Peu importe où tu t’es arrêté…

dans quel moment de ta vie tu t’es fatigué…

ce qui importe c’est qu’il est toujours possible et nécessaire de « Recommencer ».

Recommencer, c’est se donner une nouvelle chance à soi-même…

c’est renouveler les espoirs dans la vie et le plus important…

c’est croire en toi à nouveau…

Tu as beaucoup souffert jusqu’à présent ? Ce fut un apprentissage.

Tu as beaucoup pleuré ? Ce fut un nettoyage de l’âme.
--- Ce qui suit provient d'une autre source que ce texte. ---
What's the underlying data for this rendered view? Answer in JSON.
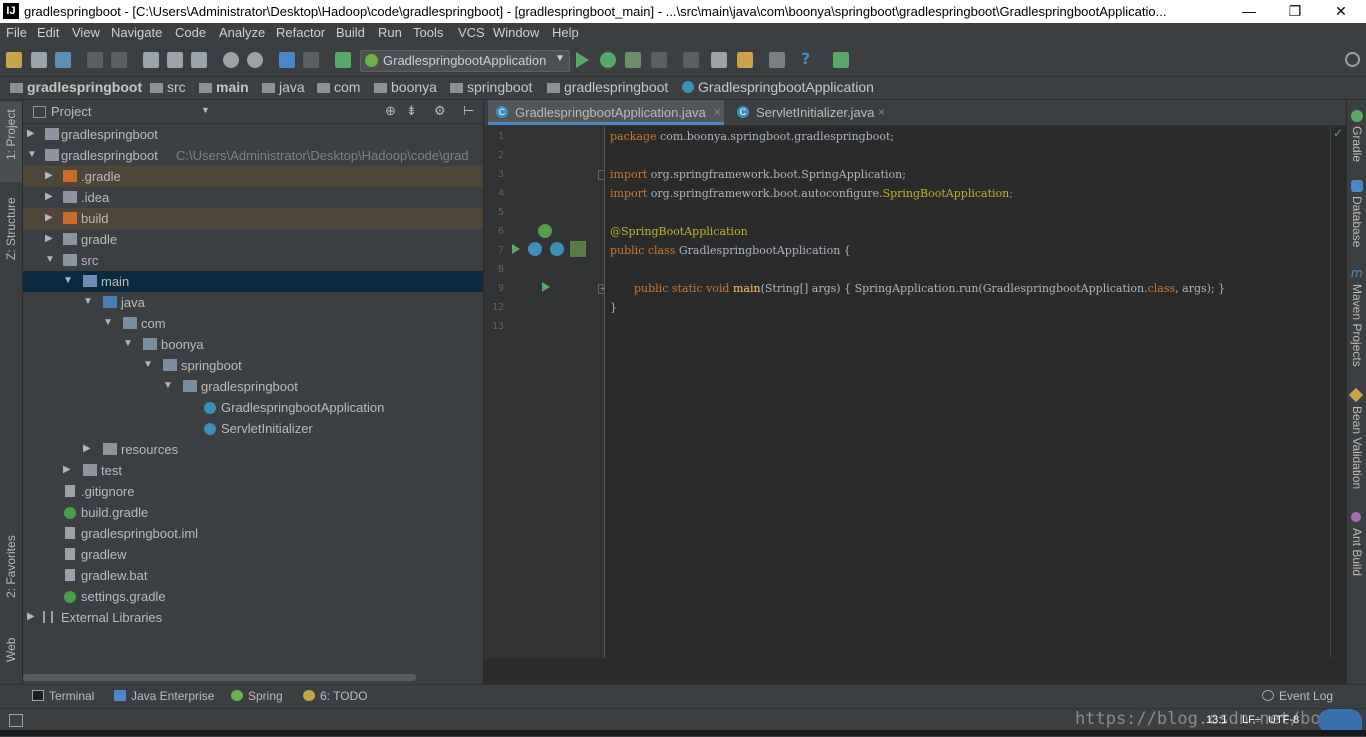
{
  "window": {
    "title": "gradlespringboot - [C:\\Users\\Administrator\\Desktop\\Hadoop\\code\\gradlespringboot] - [gradlespringboot_main] - ...\\src\\main\\java\\com\\boonya\\springboot\\gradlespringboot\\GradlespringbootApplicatio...",
    "minimize": "—",
    "maximize": "❐",
    "close": "✕"
  },
  "menu": [
    "File",
    "Edit",
    "View",
    "Navigate",
    "Code",
    "Analyze",
    "Refactor",
    "Build",
    "Run",
    "Tools",
    "VCS",
    "Window",
    "Help"
  ],
  "toolbar": {
    "run_config": "GradlespringbootApplication",
    "help": "?"
  },
  "breadcrumb": [
    "gradlespringboot",
    "src",
    "main",
    "java",
    "com",
    "boonya",
    "springboot",
    "gradlespringboot",
    "GradlespringbootApplication"
  ],
  "left_stripe": {
    "project": "1: Project",
    "structure": "Z: Structure",
    "favorites": "2: Favorites",
    "web": "Web"
  },
  "project_panel": {
    "title": "Project",
    "tree": [
      {
        "label": "gradlespringboot",
        "arrow": "▶",
        "icon": "module"
      },
      {
        "label": "gradlespringboot",
        "arrow": "▼",
        "icon": "module",
        "path": "C:\\Users\\Administrator\\Desktop\\Hadoop\\code\\grad"
      },
      {
        "label": ".gradle",
        "arrow": "▶",
        "icon": "orange-folder"
      },
      {
        "label": ".idea",
        "arrow": "▶",
        "icon": "folder"
      },
      {
        "label": "build",
        "arrow": "▶",
        "icon": "orange-folder"
      },
      {
        "label": "gradle",
        "arrow": "▶",
        "icon": "folder"
      },
      {
        "label": "src",
        "arrow": "▼",
        "icon": "folder"
      },
      {
        "label": "main",
        "arrow": "▼",
        "icon": "folder"
      },
      {
        "label": "java",
        "arrow": "▼",
        "icon": "folder"
      },
      {
        "label": "com",
        "arrow": "▼",
        "icon": "package"
      },
      {
        "label": "boonya",
        "arrow": "▼",
        "icon": "package"
      },
      {
        "label": "springboot",
        "arrow": "▼",
        "icon": "package"
      },
      {
        "label": "gradlespringboot",
        "arrow": "▼",
        "icon": "package"
      },
      {
        "label": "GradlespringbootApplication",
        "arrow": "",
        "icon": "class"
      },
      {
        "label": "ServletInitializer",
        "arrow": "",
        "icon": "class"
      },
      {
        "label": "resources",
        "arrow": "▶",
        "icon": "folder"
      },
      {
        "label": "test",
        "arrow": "▶",
        "icon": "folder"
      },
      {
        "label": ".gitignore",
        "arrow": "",
        "icon": "file"
      },
      {
        "label": "build.gradle",
        "arrow": "",
        "icon": "gradle"
      },
      {
        "label": "gradlespringboot.iml",
        "arrow": "",
        "icon": "file"
      },
      {
        "label": "gradlew",
        "arrow": "",
        "icon": "file"
      },
      {
        "label": "gradlew.bat",
        "arrow": "",
        "icon": "file"
      },
      {
        "label": "settings.gradle",
        "arrow": "",
        "icon": "gradle"
      },
      {
        "label": "External Libraries",
        "arrow": "▶",
        "icon": "library"
      }
    ]
  },
  "editor": {
    "tabs": [
      {
        "label": "GradlespringbootApplication.java",
        "close": "×"
      },
      {
        "label": "ServletInitializer.java",
        "close": "×"
      }
    ],
    "line_numbers": [
      "1",
      "2",
      "3",
      "4",
      "5",
      "6",
      "7",
      "8",
      "9",
      "12",
      "13"
    ],
    "code": {
      "l1_kw": "package",
      "l1_rest": " com.boonya.springboot.gradlespringboot;",
      "l3_kw": "import",
      "l3_rest": " org.springframework.boot.SpringApplication;",
      "l4_kw": "import",
      "l4_rest": " org.springframework.boot.autoconfigure.",
      "l4_ann": "SpringBootApplication",
      "l4_end": ";",
      "l6_ann": "@SpringBootApplication",
      "l7_kw": "public class",
      "l7_rest": " GradlespringbootApplication {",
      "l9_kw": "public static void",
      "l9_fn": " main",
      "l9_rest": "(String[] args) { SpringApplication.run(GradlespringbootApplication.",
      "l9_kw2": "class",
      "l9_end": ", args); }",
      "l12": "}"
    }
  },
  "right_stripe": [
    "Gradle",
    "Database",
    "Maven Projects",
    "Bean Validation",
    "Ant Build"
  ],
  "bottom_tools": [
    "Terminal",
    "Java Enterprise",
    "Spring",
    "6: TODO"
  ],
  "event_log": "Event Log",
  "status": {
    "position": "13:1",
    "line_sep": "LF÷",
    "encoding": "UTF-8",
    "watermark": "https://blog.csdn.net/boonya"
  }
}
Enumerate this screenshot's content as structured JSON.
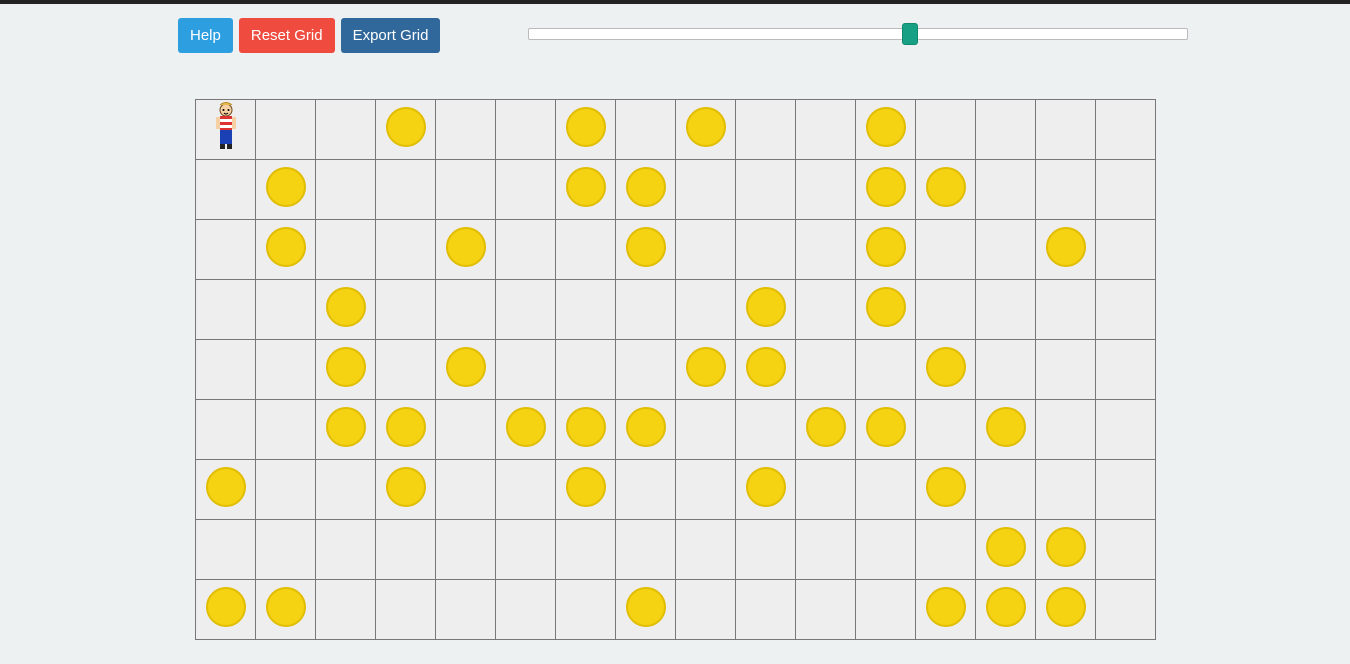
{
  "toolbar": {
    "help_label": "Help",
    "reset_label": "Reset Grid",
    "export_label": "Export Grid"
  },
  "slider": {
    "min": 0,
    "max": 100,
    "value": 58
  },
  "grid": {
    "rows": 9,
    "cols": 16,
    "player": {
      "row": 0,
      "col": 0
    },
    "coins": [
      [
        0,
        3
      ],
      [
        0,
        6
      ],
      [
        0,
        8
      ],
      [
        0,
        11
      ],
      [
        1,
        1
      ],
      [
        1,
        6
      ],
      [
        1,
        7
      ],
      [
        1,
        11
      ],
      [
        1,
        12
      ],
      [
        2,
        1
      ],
      [
        2,
        4
      ],
      [
        2,
        7
      ],
      [
        2,
        11
      ],
      [
        2,
        14
      ],
      [
        3,
        2
      ],
      [
        3,
        9
      ],
      [
        3,
        11
      ],
      [
        4,
        2
      ],
      [
        4,
        4
      ],
      [
        4,
        8
      ],
      [
        4,
        9
      ],
      [
        4,
        12
      ],
      [
        5,
        2
      ],
      [
        5,
        3
      ],
      [
        5,
        5
      ],
      [
        5,
        6
      ],
      [
        5,
        7
      ],
      [
        5,
        10
      ],
      [
        5,
        11
      ],
      [
        5,
        13
      ],
      [
        6,
        0
      ],
      [
        6,
        3
      ],
      [
        6,
        6
      ],
      [
        6,
        9
      ],
      [
        6,
        12
      ],
      [
        7,
        13
      ],
      [
        7,
        14
      ],
      [
        8,
        0
      ],
      [
        8,
        1
      ],
      [
        8,
        7
      ],
      [
        8,
        12
      ],
      [
        8,
        13
      ],
      [
        8,
        14
      ]
    ]
  }
}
Tu en as voulu aux gens ? Ce fut pour leur pardonner un jour.

Il y a tellement de personnes qui attendent seulement ton sourire pour s’approcher de toi.

Recommencer…

Aujourd’hui est un bon jour pour affronter de nouveaux défis.

Où veux-tu arriver ?

Aller bien haut…rêver bien haut…

Souhaite le meilleur du meilleur…

car en pensant de cette façon, nous attirons vers nous ce que nous désirons…

Si nous pensons à des petites choses, nous aurons des petites choses…

Mais si nous désirons très fort le meilleur et principalement si nous luttons pour le meilleur, celui-ci viendra s’installer dans notre vie.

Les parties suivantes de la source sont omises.